Evaluation of the patient's left conjunctiva revealed 1 + injection, and in the lower, fornix was a 0.3 × 0.2 cm fleshy pink lesion with a single eyelash attached. This was removed in its entirety with forceps and sent to the pathology laboratory for routine processing.

The anatomic pathology laboratory received a tan soft piece of tissue measuring 0.2 × 0.2 × 0.1 cm. The specimen was entirely submitted and processed for hematoxylin and eosin (H&E) staining. Microscopic examination revealed a portion of conjunctiva with a prominent chronic inflammatory infiltrate and a few neutrophils. Also noted was a granulomatous response to synthetic fibers (Fig. 2). With polarized light, the synthetic fibers were prominently birefringent (Fig. 3). After removal of the lesion, the patient was treated with topical tobramycin-dexamethasone drops, and the recovery was uneventful. Unfortunately, no gross photograph is available of the lesion in situ. At the time of removal, it was decided not to take a photograph due to the patient's increased anxiety during the procedure.

Fig. 2.

Fig. 2

Granulomatous response to synthetic fibers.

Fig. 3.

Fig. 3

Synthetic fibers with polarized light.

Discussion/Conclusion

The diagnosis of a synthetic fiber granuloma depends on a clinical suspicion and microscopic examination of the resected specimen. Routine H&E processing is sufficient for an adequate assessment of the sample.
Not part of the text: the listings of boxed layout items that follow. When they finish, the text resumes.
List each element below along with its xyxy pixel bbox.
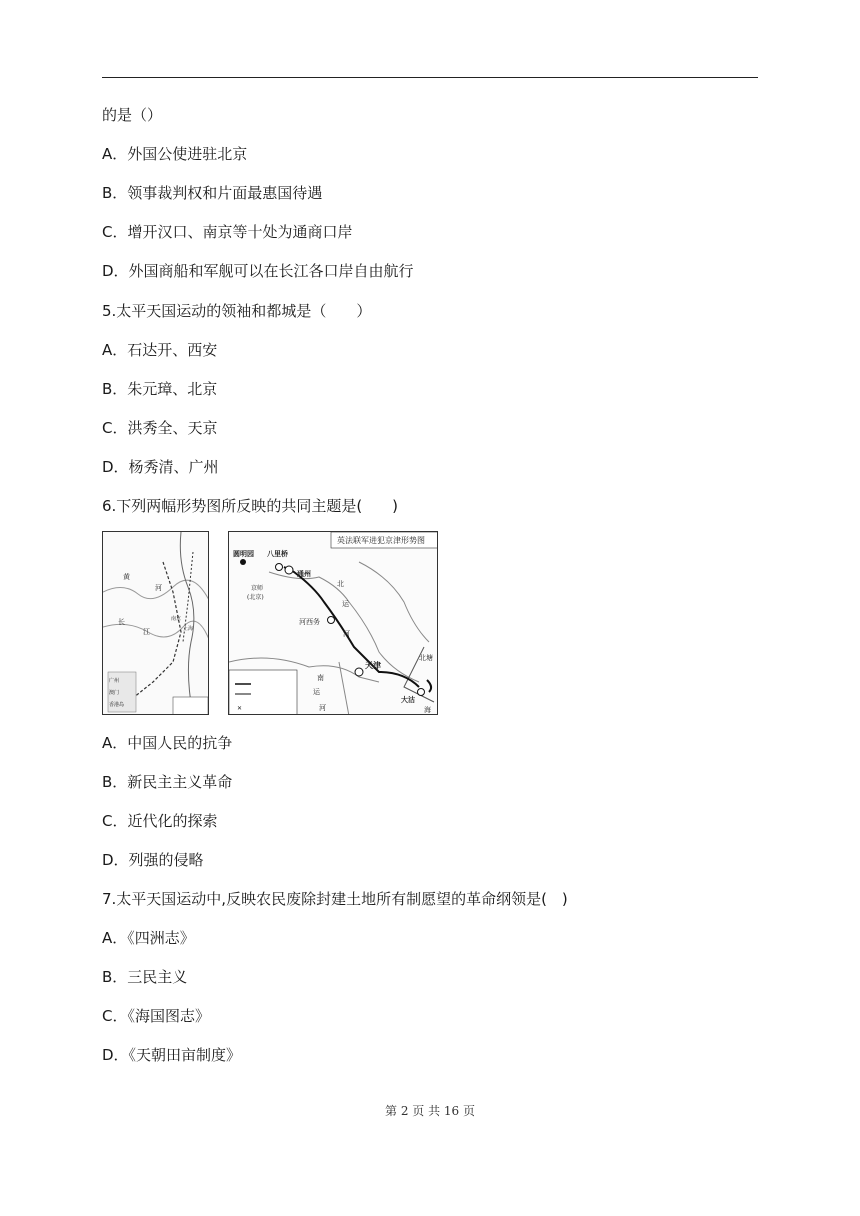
q6-option-b: B．新民主主义革命 [102, 773, 233, 791]
q6-option-d: D．列强的侵略 [102, 851, 204, 869]
q6-option-a: A．中国人民的抗争 [102, 734, 233, 752]
map2-bei: 北 [337, 580, 344, 588]
map-right [228, 531, 438, 715]
map1-label-xianggang: 香港岛 [109, 702, 125, 708]
map1-label-huang: 黄 [123, 573, 130, 581]
q5-option-c: C．洪秀全、天京 [102, 419, 218, 437]
map-left [102, 531, 209, 715]
map2-title: 英法联军进犯京津形势图 [337, 536, 425, 545]
page-footer: 第 2 页 共 16 页 [385, 1104, 475, 1118]
q6-option-c: C．近代化的探索 [102, 812, 218, 830]
map1-label-aomen: 澳门 [109, 690, 120, 696]
q4-option-c: C．增开汉口、南京等十处为通商口岸 [102, 223, 353, 241]
map1-label-chang: 长 [118, 618, 125, 626]
map2-yun2: 运 [313, 688, 320, 696]
question-5: 5.太平天国运动的领袖和都城是（ ） [102, 302, 372, 320]
svg-text:✕: ✕ [237, 705, 243, 712]
q4-option-a: A．外国公使进驻北京 [102, 145, 248, 163]
map2-he2: 河 [319, 704, 326, 712]
map2-yuanmingyuan: 圆明园 [233, 549, 254, 558]
map1-label-shanghai: 上海 [183, 626, 194, 632]
q4-option-d: D．外国商船和军舰可以在长江各口岸自由航行 [102, 262, 414, 280]
question-4-continuation: 的是（） [102, 106, 163, 124]
q7-option-d: D．《天朝田亩制度》 [102, 1046, 242, 1064]
map2-tongzhou: 通州 [297, 569, 311, 578]
question-6: 6.下列两幅形势图所反映的共同主题是( ) [102, 497, 399, 515]
map2-hexiwu: 河西务 [299, 618, 320, 626]
map2-yun: 运 [342, 600, 349, 608]
header-rule [102, 77, 758, 78]
map2-beitang: 北塘 [419, 654, 433, 662]
situation-maps [102, 531, 438, 717]
map2-jingshi: 京师 [251, 585, 264, 592]
map2-nan: 南 [317, 674, 324, 682]
map1-label-jiang: 江 [143, 628, 150, 636]
map2-dagu: 大沽 [401, 695, 415, 704]
map2-hai: 海 [424, 706, 431, 714]
map1-label-nanjing: 南京 [171, 616, 182, 622]
map2-baliqiao: 八里桥 [267, 549, 288, 558]
q4-option-b: B．领事裁判权和片面最惠国待遇 [102, 184, 323, 202]
q5-option-d: D．杨秀清、广州 [102, 458, 219, 476]
q7-option-c: C．《海国图志》 [102, 1007, 210, 1025]
q5-option-b: B．朱元璋、北京 [102, 380, 218, 398]
q5-option-a: A．石达开、西安 [102, 341, 218, 359]
question-7: 7.太平天国运动中,反映农民废除封建土地所有制愿望的革命纲领是( ) [102, 890, 568, 908]
map1-label-he: 河 [155, 584, 162, 592]
q7-option-a: A．《四洲志》 [102, 929, 195, 947]
map2-he: 河 [343, 630, 350, 638]
map2-tianjin: 天津 [365, 660, 381, 670]
q7-option-b: B．三民主义 [102, 968, 188, 986]
map1-label-guangzhou: 广州 [109, 678, 120, 684]
map2-beijing: (北京) [247, 594, 264, 601]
During examination of the H&E slides, the granulomatous process is usually evident; however, the synthetic fibers are not readily apparent since they do not stain with routine H&E. The same microscopic slide when examined with a polarizing microscope makes the highly birefringent fibers very prominent thus facilitating the diagnosis of a “Fuzz Ball” granuloma. Being aware of such entity can facilitate the diagnosis for ophthalmologists and pathologists alike.

Statement of Ethics

Signed informed consent to report this case was obtained from this patient's mother.
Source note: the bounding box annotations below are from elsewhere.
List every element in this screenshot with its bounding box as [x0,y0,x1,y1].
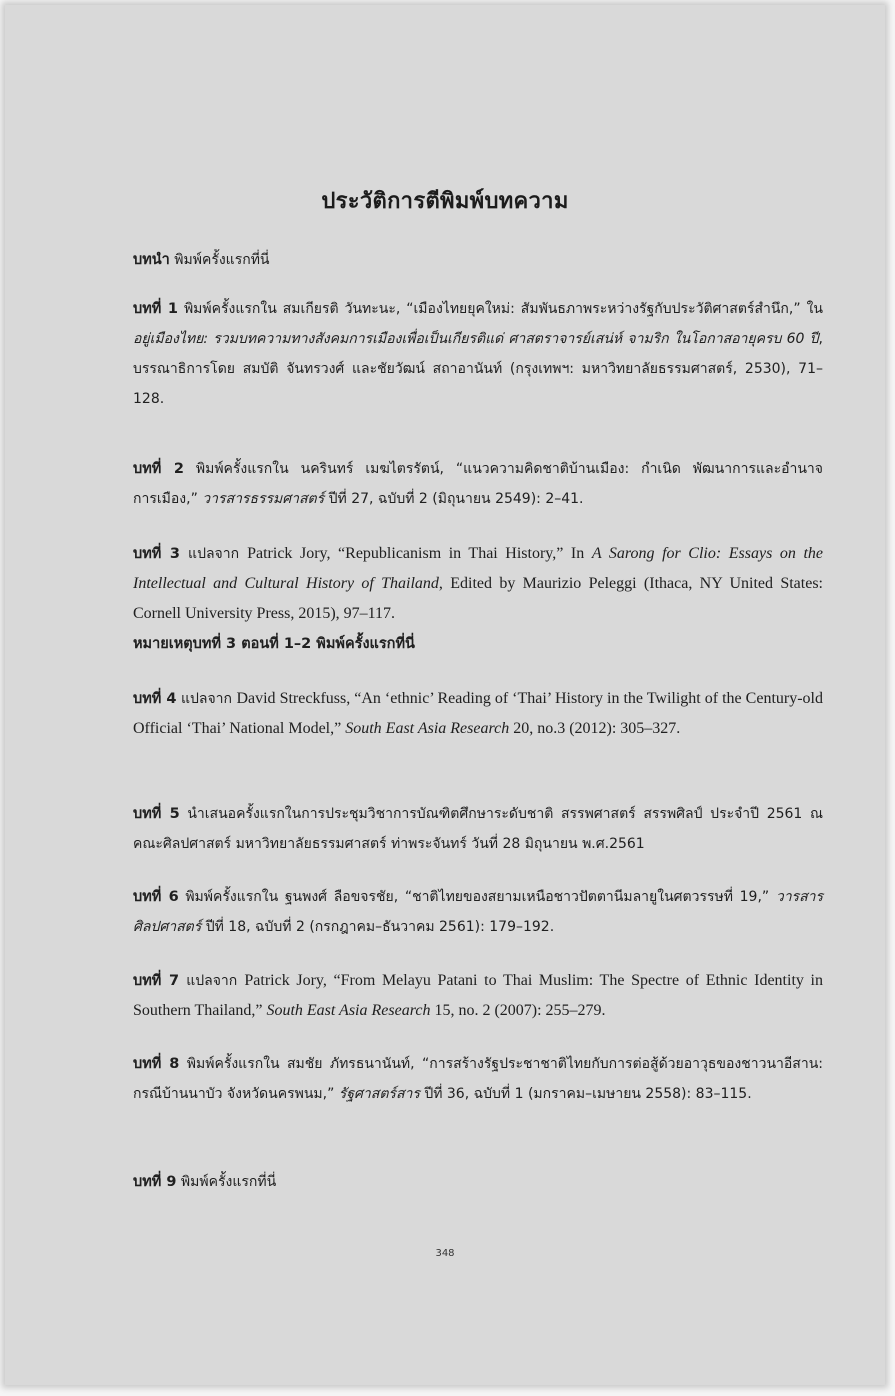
entry-chapter-7 [133,966,823,1026]
chapter-3-note: หมายเหตุบทที่ 3 ตอนที่ 1–2 พิมพ์ครั้งแรกที่นี่ [133,636,415,652]
entry-chapter-5 [133,799,823,859]
entry-label: บทที่ 4 [133,691,177,707]
entry-text-run: South East Asia Research [345,720,510,737]
entry-label: บทที่ 5 [133,806,180,822]
entry-text-run: South East Asia Research [266,1002,431,1019]
entry-chapter-4 [133,684,823,744]
entry-label: บทที่ 2 [133,461,184,477]
entry-chapter-2 [133,454,823,514]
entry-text-run: พิมพ์ครั้งแรกใน สมชัย ภัทรธนานันท์, “การสร้างรัฐประชาชาติไทยกับการต่อสู้ด้วยอาวุธของชาวนาอีสาน: กรณีบ้านนาบัว จังหวัดนครพนม,” [133,1056,823,1102]
entry-text-run: พิมพ์ครั้งแรกที่นี่ [169,252,270,268]
entry-text-run: พิมพ์ครั้งแรกใน สมเกียรติ วันทะนะ, “เมืองไทยยุคใหม่: สัมพันธภาพระหว่างรัฐกับประวัติศาสตร์สำนึก,” ใน [177,301,823,317]
entry-text-run: , บรรณาธิการโดย สมบัติ จันทรวงศ์ และชัยวัฒน์ สถาอานันท์ (กรุงเทพฯ: มหาวิทยาลัยธรรมศาสตร์, 2530), 71–128. [133,331,823,407]
entry-chapter-6 [133,882,823,942]
document-page [5,5,885,1385]
entry-label: บทนำ [133,252,170,268]
entry-label: บทที่ 3 [133,546,181,562]
entry-chapter-3 [133,539,823,659]
entry-text-run: 20, no.3 (2012): 305–327. [509,720,681,737]
entry-text-run: Patrick Jory, “Republicanism in Thai History,” In [247,545,592,562]
entry-chapter-9 [133,1167,823,1197]
entry-introduction [133,245,823,275]
entry-text-run: รัฐศาสตร์สาร [338,1086,420,1102]
entry-label: บทที่ 8 [133,1056,180,1072]
page-number: 348 [435,1248,455,1259]
entry-chapter-8 [133,1049,823,1109]
entry-text-run: วารสารศิลปศาสตร์ [133,889,823,935]
entry-text-run: วารสารธรรมศาสตร์ [202,491,325,507]
entry-text-run: ปีที่ 27, ฉบับที่ 2 (มิถุนายน 2549): 2–41. [324,491,584,507]
entry-text-run: , Edited by Maurizio Peleggi (Ithaca, NY United States: Cornell University Press, 2015), 97–117. [133,575,823,622]
entry-text-run: Patrick Jory, “From Melayu Patani to Thai Muslim: The Spectre of Ethnic Identity in Southern Thailand,” [133,972,823,1019]
entry-text-run: แปลจาก [179,973,245,989]
entry-text-run: 15, no. 2 (2007): 255–279. [430,1002,606,1019]
entry-text-run: นำเสนอครั้งแรกในการประชุมวิชาการบัณฑิตศึกษาระดับชาติ สรรพศาสตร์ สรรพศิลป์ ประจำปี 2561 ณ คณะศิลปศาสตร์ มหาวิทยาลัยธรรมศาสตร์ ท่าพระจันทร์ วันที่ 28 มิถุนายน พ.ศ.2561 [133,806,823,852]
entry-label: บทที่ 6 [133,889,179,905]
entry-text-run: แปลจาก [176,691,237,707]
entry-label: บทที่ 9 [133,1174,177,1190]
entry-label: บทที่ 1 [133,301,178,317]
entry-text-run: A Sarong for Clio: Essays on the Intellectual and Cultural History of Thailand [133,545,823,592]
entry-text-run: ปีที่ 36, ฉบับที่ 1 (มกราคม–เมษายน 2558): 83–115. [419,1086,752,1102]
entry-text-run: พิมพ์ครั้งแรกใน ฐนพงศ์ ลือขจรชัย, “ชาติไทยของสยามเหนือชาวปัตตานีมลายูในศตวรรษที่ 19,” [178,889,776,905]
entry-text-run: อยู่เมืองไทย: รวมบทความทางสังคมการเมืองเพื่อเป็นเกียรติแด่ ศาสตราจารย์เสน่ห์ จามริก ในโอกาสอายุครบ 60 ปี [133,331,819,347]
entry-text-run: ปีที่ 18, ฉบับที่ 2 (กรกฎาคม–ธันวาคม 2561): 179–192. [201,919,555,935]
entry-text-run: พิมพ์ครั้งแรกที่นี่ [176,1174,277,1190]
entry-chapter-1 [133,294,823,414]
entry-text-run: David Streckfuss, “An ‘ethnic’ Reading of ‘Thai’ History in the Twilight of the Century-old Official ‘Thai’ National Model,” [133,690,823,737]
entry-text-run: แปลจาก [180,546,248,562]
entry-text-run: พิมพ์ครั้งแรกใน นครินทร์ เมฆไตรรัตน์, “แนวความคิดชาติบ้านเมือง: กำเนิด พัฒนาการและอำนาจการเมือง,” [133,461,823,507]
page-title: ประวัติการตีพิมพ์บทความ [321,189,569,214]
entry-label: บทที่ 7 [133,973,180,989]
Conflict of Interest Statement

The authors have no conflicts of interest to declare.

Funding Sources

No funding was received in relation to the preparation of this report.

Author Contributions

Andrew R. Dorion: drafting of the manuscript and literature review. Gordon Crabtree: patient assessment a treatment and manuscript review. R. Patrick Dorion: pathologic examination of tissue, obtaining photographs of the case, and manuscript review.

Acknowledgement

We gratefully acknowledge Shannon L. Sheikh for her assistance in the submission of this manuscript.